Wrong.  The feeling didn't go away.  Gregg and I found ourselves explaining why we had such a big house to everyone that entered our home.  This is funny because no one ever said anything about it.  Does this speak of some sort of conviction?  Hmmm....  Once Micah came along, that unsettled feeling seemed to grow and grow.  I was still working full time and just as my maternity leave was ending, I realized...I want to be at home with my babies.  That's okay, right?  I just won't go back to work.  Oh, wait...we had our 10 year plan.  This won't work.  So I went back to work, and we stayed on track.  Over the next year and a half we played around with my schedule...trying to come up with some sort of compromise that would allow me to be at home more often and pay down our mortgage.  I went three days a week, switched jobs, went full time again, then part time again, then 7 on-7 off overnights, then part time again.  My schedule was so jacked up the kids (or I, for that matter) didn't know if we were coming or going.  Not ideal.

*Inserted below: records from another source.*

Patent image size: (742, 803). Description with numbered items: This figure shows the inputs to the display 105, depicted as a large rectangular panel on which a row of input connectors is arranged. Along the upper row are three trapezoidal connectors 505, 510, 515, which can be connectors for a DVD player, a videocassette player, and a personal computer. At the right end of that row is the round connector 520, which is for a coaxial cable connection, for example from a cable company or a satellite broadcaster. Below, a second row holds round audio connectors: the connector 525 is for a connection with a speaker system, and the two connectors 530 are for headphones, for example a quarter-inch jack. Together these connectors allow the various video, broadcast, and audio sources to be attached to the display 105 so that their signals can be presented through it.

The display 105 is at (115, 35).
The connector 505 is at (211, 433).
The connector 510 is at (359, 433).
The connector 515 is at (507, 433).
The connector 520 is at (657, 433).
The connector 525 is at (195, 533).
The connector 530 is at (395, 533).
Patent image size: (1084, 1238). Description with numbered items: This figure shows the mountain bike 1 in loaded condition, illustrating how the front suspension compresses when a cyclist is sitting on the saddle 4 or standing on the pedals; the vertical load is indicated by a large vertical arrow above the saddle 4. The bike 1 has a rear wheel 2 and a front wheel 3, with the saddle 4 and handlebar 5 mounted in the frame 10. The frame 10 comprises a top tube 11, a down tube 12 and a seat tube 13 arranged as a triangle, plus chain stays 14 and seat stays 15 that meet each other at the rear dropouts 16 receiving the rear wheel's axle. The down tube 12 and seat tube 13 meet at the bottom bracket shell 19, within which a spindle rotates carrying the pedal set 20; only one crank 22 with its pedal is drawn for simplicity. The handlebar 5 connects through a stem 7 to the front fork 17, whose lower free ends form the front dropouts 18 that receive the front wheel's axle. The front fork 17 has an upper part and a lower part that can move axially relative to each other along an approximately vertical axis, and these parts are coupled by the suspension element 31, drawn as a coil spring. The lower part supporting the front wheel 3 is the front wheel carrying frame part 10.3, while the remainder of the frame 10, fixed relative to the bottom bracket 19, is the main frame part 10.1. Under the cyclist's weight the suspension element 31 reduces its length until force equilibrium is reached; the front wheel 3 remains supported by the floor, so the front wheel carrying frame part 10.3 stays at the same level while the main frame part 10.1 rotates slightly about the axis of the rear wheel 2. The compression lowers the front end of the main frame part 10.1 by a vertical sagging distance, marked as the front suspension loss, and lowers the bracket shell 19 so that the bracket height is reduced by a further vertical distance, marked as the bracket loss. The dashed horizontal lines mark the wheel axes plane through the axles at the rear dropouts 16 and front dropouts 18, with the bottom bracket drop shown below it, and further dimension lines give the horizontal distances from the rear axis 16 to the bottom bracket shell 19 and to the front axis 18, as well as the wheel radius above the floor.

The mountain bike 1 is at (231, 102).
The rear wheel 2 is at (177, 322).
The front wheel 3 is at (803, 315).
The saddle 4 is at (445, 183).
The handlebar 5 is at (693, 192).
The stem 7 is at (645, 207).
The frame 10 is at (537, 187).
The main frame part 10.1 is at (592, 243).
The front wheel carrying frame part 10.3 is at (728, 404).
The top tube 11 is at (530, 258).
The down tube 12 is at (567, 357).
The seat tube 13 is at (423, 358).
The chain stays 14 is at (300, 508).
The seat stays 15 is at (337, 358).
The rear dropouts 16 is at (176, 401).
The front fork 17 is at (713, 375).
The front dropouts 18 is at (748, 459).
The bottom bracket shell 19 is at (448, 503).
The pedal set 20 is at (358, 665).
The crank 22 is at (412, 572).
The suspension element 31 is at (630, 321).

Scene.  It's 2012.  Over the past year and a half we've been through a lot of....stuff.  Eric's death, marital difficulties, a church change, an RA diagnosis for momma, and a PDD-NOS diagnosis for Will....I'm sure I'm leaving something out.  All of this combined with exponential spiritual growth for both Gregg and I (more so Gregg) has led us to this decision to sell our home.  We love this house, and the truth is even though it's been a constant "issue" since we moved in, I'm finding myself right smack in the middle of a war...a war between the flesh and what I know needs to be done.  We need to sell our house. 

Please know that I don't think there is anything wrong with a larger house, or wood floors, or a huge yard.  As I've often said, it comes back to a heart issue.  We had to ask ourselves, "At what cost?"  At the cost of me shuffling my boys to daycare, to grandma's, to school, to...  and all the while feeling the strain between the professional me and the mommy me.  It wasn't working for us...our hearts weren't right.  So we're taking the first step...we're selling the house.

Please pray for us during this time.  That God would give us peace to know we're doing the right thing.  That He would provide a buyer.  That He would give us patience once we start looking for our new home and a sense of contentment once we find it.  We so appreciate your prayers...we need them.